Identifying the big wins, sizing & prioritising features

  • James Walters

Research with stakeholders & users identified pain points, goals and biggest wins. Each was assessed for benefit brought & dev effort required. Assessing the cost-benefit of each feature enabled an MVP and product road map to be defined.

Challenge
The core screen that teams at this call centre relied on to ID, and serve, customers was based on a form used during the sales process.

With the existing system being so unpopular, there were many possible improvements. How could an MVP and roadmap be arrived at?
Approach
Existing research provided a good grounding. Within it there was analysis of call data including rankings of call reasons and call handling times for individual tasks.

Observational sessions at the call centre, together with interviews with managers and advisors, provided insights into call handling.

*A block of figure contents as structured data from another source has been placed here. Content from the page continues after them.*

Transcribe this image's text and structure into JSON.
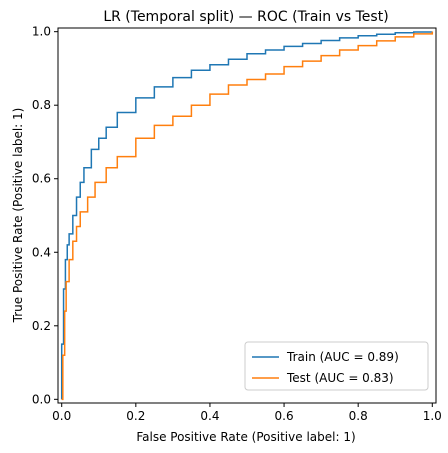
{
  "chart_data": {
    "type": "line",
    "title": "LR (Temporal split) — ROC (Train vs Test)",
    "xlabel": "False Positive Rate (Positive label: 1)",
    "ylabel": "True Positive Rate (Positive label: 1)",
    "xlim": [
      -0.01,
      1.01
    ],
    "ylim": [
      -0.01,
      1.01
    ],
    "xticks": [
      0.0,
      0.2,
      0.4,
      0.6,
      0.8,
      1.0
    ],
    "yticks": [
      0.0,
      0.2,
      0.4,
      0.6,
      0.8,
      1.0
    ],
    "xtick_labels": [
      "0.0",
      "0.2",
      "0.4",
      "0.6",
      "0.8",
      "1.0"
    ],
    "ytick_labels": [
      "0.0",
      "0.2",
      "0.4",
      "0.6",
      "0.8",
      "1.0"
    ],
    "grid": false,
    "legend_position": "lower-right",
    "series": [
      {
        "name": "Train (AUC = 0.89)",
        "color": "#1f77b4",
        "x": [
          0.0,
          0.0,
          0.005,
          0.01,
          0.015,
          0.02,
          0.03,
          0.04,
          0.05,
          0.06,
          0.08,
          0.1,
          0.12,
          0.15,
          0.2,
          0.25,
          0.3,
          0.35,
          0.4,
          0.45,
          0.5,
          0.55,
          0.6,
          0.65,
          0.7,
          0.75,
          0.8,
          0.85,
          0.9,
          0.95,
          1.0
        ],
        "y": [
          0.0,
          0.15,
          0.3,
          0.38,
          0.42,
          0.45,
          0.5,
          0.55,
          0.59,
          0.63,
          0.68,
          0.71,
          0.74,
          0.78,
          0.82,
          0.85,
          0.875,
          0.895,
          0.91,
          0.925,
          0.94,
          0.95,
          0.96,
          0.968,
          0.976,
          0.983,
          0.989,
          0.993,
          0.997,
          0.999,
          1.0
        ]
      },
      {
        "name": "Test (AUC = 0.83)",
        "color": "#ff7f0e",
        "x": [
          0.0,
          0.003,
          0.008,
          0.012,
          0.02,
          0.03,
          0.04,
          0.05,
          0.07,
          0.09,
          0.12,
          0.15,
          0.2,
          0.25,
          0.3,
          0.35,
          0.4,
          0.45,
          0.5,
          0.55,
          0.6,
          0.65,
          0.7,
          0.75,
          0.8,
          0.85,
          0.9,
          0.95,
          1.0
        ],
        "y": [
          0.0,
          0.12,
          0.24,
          0.32,
          0.38,
          0.43,
          0.47,
          0.51,
          0.55,
          0.59,
          0.63,
          0.66,
          0.71,
          0.745,
          0.77,
          0.8,
          0.83,
          0.855,
          0.87,
          0.885,
          0.905,
          0.92,
          0.935,
          0.95,
          0.962,
          0.975,
          0.986,
          0.994,
          1.0
        ]
      }
    ]
  }
}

Interviews with stakeholders, and a workshop at the call centre, with managers and users of differing ability levels, brought further insights around business goals, obvious ‘big wins’ and metrics by which to measure success.

Assigning measures of feasibility to features enabled a development of a potential feature set. The most likely candidates for inclusion were features which were quick to implement and brought big benefits. The development effort of some, much needed, features meant they had to be added to the road map.
Impact
Detailing the development effort, and benefit of each feature, provided a smooth path to approval of the MVP.